As eleições andaluzas foram as primeiras num ano de intensa actividade eleitoral para os espanhóis. Em Maio, haverá autárquicas em todo o país e autonómicas nas comunidades “não históricas”; em Setembro, previsivelmente, será eleito o parlamento catalão; e, em Novembro, terão lugar as eleições legislativas.

Se os prazos previstos forem cumpridos, as legislativas serão o corolário de uma série de actos eleitorais que, a crer nas sondagens, prometem alterar o sistema político-partidário espanhol.

O voto dos andaluzes constituiu uma primeira confirmação do processo de mudança que está em curso em Espanha. Como todas as sondagens indicavam, o Partido Socialista Operário Espanhol (PSOE), no poder na Andaluzia desde 1982, venceu as eleições, mantendo os mesmos 47 deputados (sobre um total de 109) que tinha no parlamento regional eleito em 2012. O Partido Popular (PP), que perdeu mais de meio milhão de votos e 17 deputados, também viu confirmadas as previsões apontadas por todos os estudos de opinião. Os grandes vencedores foram os partidos que ficaram em terceiro e quarto lugares: o Podemos (mais de 590 mil votos e 15 deputados) e o Cidadãos (cerca de 369 mil votos e nove deputados).

Para compreender esta transformação, deveremos analisar o resultado de domingo passado à luz do histórico das eleições andaluzas: a décima legislatura do parlamento autonómico contará com o menor número de sempre de deputados dos dois maiores partidos, que passam de 97 a 80 eleitos e de um total de 80% dos votos a 62%. Este é o resultado mais baixo dos populares desde 1990 e, apesar da vitória por maioria relativa, é o pior resultado de sempre dos socialistas em percentagem de voto. Curiosamente, nas eleições de 2012, ao segundo lugar do PSOE (que se manteve no governo em função de uma coligação pós-eleitoral com a Esquerda Unida) corresponderam mais 118 mil votos (cerca de 4%) do que nas eleições deste ano.

Esta autêntica revolução eleitoral, porém, não deverá limitar-se ao Sul de Espanha. Há alguns meses que se vem tornando evidente que o PP não será capaz de renovar a maioria absoluta no parlamento espanhol e que poderá perder uma boa parte do poder regional e local. Por outro lado, o PSOE não é visto como alternativa efectiva pelo eleitorado. O resultado andaluz, apesar de ter alentado as bases e os líderes socialistas, demonstra uma incapacidade do partido para segurar o próprio eleitorado e para ir buscar votos ao PP e à abstenção. A participação, de resto, subiu cerca de 4%, face a 2012, permitindo especular sobre a possibilidade de o eleitorado manifestar o seu descontentamento através do voto e não da abstenção.

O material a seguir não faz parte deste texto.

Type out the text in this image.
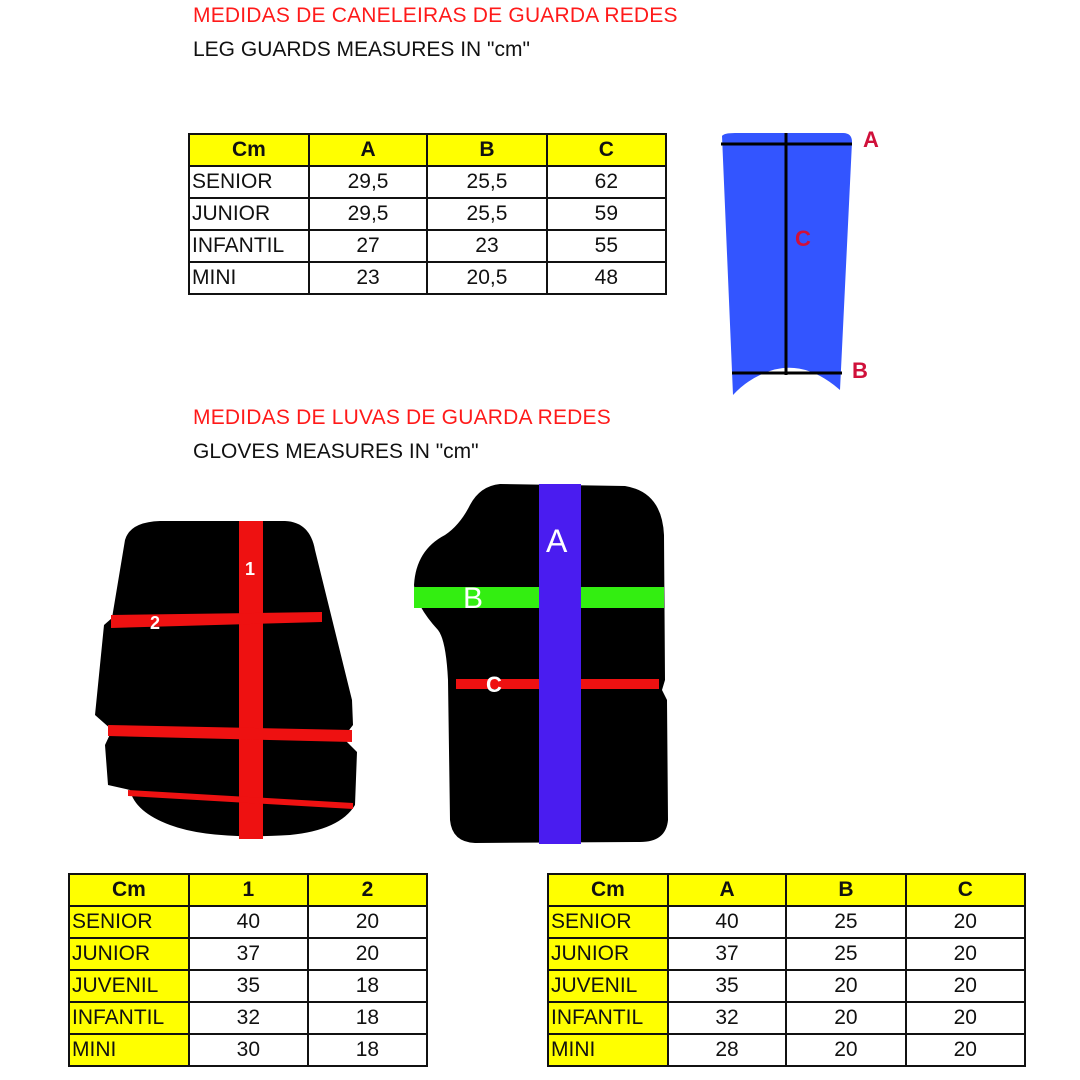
MEDIDAS DE CANELEIRAS DE GUARDA REDES
LEG GUARDS MEASURES IN "cm"
Cm	A	B	C
SENIOR	29,5	25,5	62
JUNIOR	29,5	25,5	59
INFANTIL	27	23	55
MINI	23	20,5	48
A
C
B
MEDIDAS DE LUVAS DE GUARDA REDES
GLOVES MEASURES IN "cm"
1
2
A
B
C
Cm	1	2
SENIOR	40	20
JUNIOR	37	20
JUVENIL	35	18
INFANTIL	32	18
MINI	30	18
Cm	A	B	C
SENIOR	40	25	20
JUNIOR	37	25	20
JUVENIL	35	20	20
INFANTIL	32	20	20
MINI	28	20	20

O fim (pelo menos por agora) da bipolarização política em Espanha surgiu de uma forma relativamente inesperada, nas últimas eleições europeias. Depois de mais de três décadas de estabilidade relativa ditada por um quadro político bipolarizado, a lista do Podemos, um movimento muito recente nascido no âmbito da contestação às políticas de austeridade, alcançou o quarto lugar, com mais de um milhão de votos e cinco eleitos sobre um total de 54 eurodeputados. Nada fazia prever um fenómeno desta dimensão.

A consciencialização forçada acerca das consequências da crise para o panorama político foi acompanhada, nos meses subsequentes às europeias, pela subida do Podemos em todas as sondagens, à custa dos potenciais resultados dos partidos que já se encontravam no terreno. O movimento começa, então, a estruturar-se em partido político e, aproveitando a projecção mediática dos seus principais promotores, ganha notoriedade e torna-se incontornável. Nas mesmas eleições, o Cidadãos, partido fundado em 2006 sob o signo da contestação ao nacionalismo catalão, começa a adquirir dimensão nacional, obtendo quase meio milhão de votos e conseguindo eleger dois eurodeputados. O resultado, conjugado com uma subida nas sondagens, será determinante para que os seus dirigentes comecem a alargar um projecto centrado na Catalunha a todo o Estado.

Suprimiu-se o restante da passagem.